Afganistan’da cinsiyete dayalı şiddetin baskın çıkmamasını sağlamak gibi acil bir ihtiyaç söz konusu. Kanada’daki Uluslararası Feminist Yardım Politikası örgütü bu doğrultuda hayati bir rol oynayabilir. Feminist örgütlerin, Afganistanlı erkek, kadın ve cinsel azınlıkların şiddetten kaçmasına yardımcı olmak için mali kaynaklarını seferber etmeleri gerek. İnsani yardım kuruluşlarının, Afgan mültecilere güvenli barınma imkânı sağlanmasına yardımcı olmanın yanı sıra Afgan kadın örgütlerinden görüş almaları ve haklarını ve bedensel özerkliklerini koruyacak stratejiler hazırlamaları için onları bir araya getirmeleri gerek.
Bilim insanları, Kanada’nın geçmişte Afganistan’da üstlendiği rolü, sürdürülebilir bir kalkınmanın ve barışın teşkil edilmesine odaklanmaktan ziyade uluslararası toplumdaki imajını parlatmak için bir araç olarak kullanması nedeniyle eleştirdiler.
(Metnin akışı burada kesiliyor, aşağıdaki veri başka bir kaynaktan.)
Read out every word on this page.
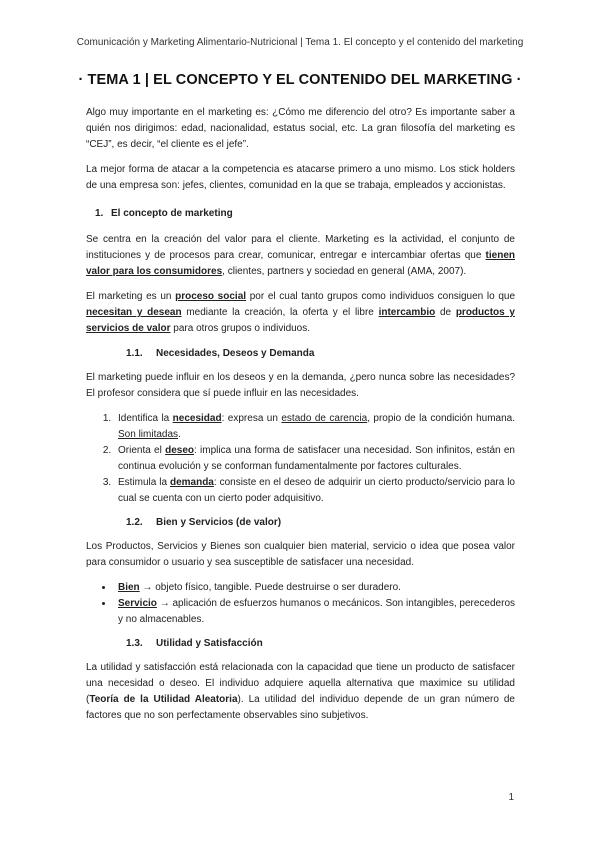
Comunicación y Marketing Alimentario-Nutricional | Tema 1. El concepto y el contenido del marketing
· TEMA 1 | EL CONCEPTO Y EL CONTENIDO DEL MARKETING ·

Algo muy importante en el marketing es: ¿Cómo me diferencio del otro? Es importante saber a quién nos dirigimos: edad, nacionalidad, estatus social, etc. La gran filosofía del marketing es “CEJ”, es decir, “el cliente es el jefe”.

La mejor forma de atacar a la competencia es atacarse primero a uno mismo. Los stick holders de una empresa son: jefes, clientes, comunidad en la que se trabaja, empleados y accionistas.

1. El concepto de marketing

Se centra en la creación del valor para el cliente. Marketing es la actividad, el conjunto de instituciones y de procesos para crear, comunicar, entregar e intercambiar ofertas que tienen valor para los consumidores, clientes, partners y sociedad en general (AMA, 2007).

El marketing es un proceso social por el cual tanto grupos como individuos consiguen lo que necesitan y desean mediante la creación, la oferta y el libre intercambio de productos y servicios de valor para otros grupos o individuos.

1.1.	Necesidades, Deseos y Demanda

El marketing puede influir en los deseos y en la demanda, ¿pero nunca sobre las necesidades? El profesor considera que sí puede influir en las necesidades.

1. Identifica la necesidad: expresa un estado de carencia, propio de la condición humana. Son limitadas.
2. Orienta el deseo: implica una forma de satisfacer una necesidad. Son infinitos, están en continua evolución y se conforman fundamentalmente por factores culturales.
3. Estimula la demanda: consiste en el deseo de adquirir un cierto producto/servicio para lo cual se cuenta con un cierto poder adquisitivo.
1.2.	Bien y Servicios (de valor)

Los Productos, Servicios y Bienes son cualquier bien material, servicio o idea que posea valor para consumidor o usuario y sea susceptible de satisfacer una necesidad.

• Bien → objeto físico, tangible. Puede destruirse o ser duradero.
• Servicio → aplicación de esfuerzos humanos o mecánicos. Son intangibles, perecederos y no almacenables.
1.3.	Utilidad y Satisfacción

La utilidad y satisfacción está relacionada con la capacidad que tiene un producto de satisfacer una necesidad o deseo. El individuo adquiere aquella alternativa que maximice su utilidad (Teoría de la Utilidad Aleatoria). La utilidad del individuo depende de un gran número de factores que no son perfectamente observables sino subjetivos.

1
Kanada’nın Taliban hükümetini meşrulaştırmayı kabul etmemesi ve ABD ve İngiltere’yle birlikte hareket etme vaadi, Afganların güvenliğini sağlama amacını güden dürüstçe bir yükümlülük içermeli.
POLİTİK ÖNERİLER
Araştırmalarında cinsiyet, insani yardım ve uluslararası kalkınma alanlarını inceleyen bir doktora öğrencisi olarak, Kanada ve Afganistan’a yardım sağlayan diğer ülkelere aşağıdaki politik eylemleri öneriyorum:
-Kadınların ve kız çocukların eğitim ve istihdam imkânlarına ulaşabilmeleri de dahil olmak üzere, Taliban yönetimi altında haklarının korunmasını sağlamak doğrultusunda yerel ortaklara destek ve işbirliği sağlayın.
-Kadınlara ve cinsel azınlıklara, yerinden edilmiş gruplara ve savunmasız etnik azınlıklara yardım sunan ve onların yer değiştirmelerine yardımcı olan örgütleri destekleyin.
-Cinsel şiddete maruz kalanlar için adaletin sağlanması doğrultusunda BM ve yerel kuruluşlarla işbirliğine gidin.
-Dışlanmış grupların üyelerine güvenlik ve kurumsal koruma sağlayın.
-Sivillere acil insani yardım sağlayın. İnsan hakları örgütlerinin yardım dağıtımına dahil olmaları için gereken fırsatları yaratın.
-Afganistanlı kadınların barışın yaratılması çabalarını müzakere etmeleri ve tasarlamaları için fırsatlar yaratın.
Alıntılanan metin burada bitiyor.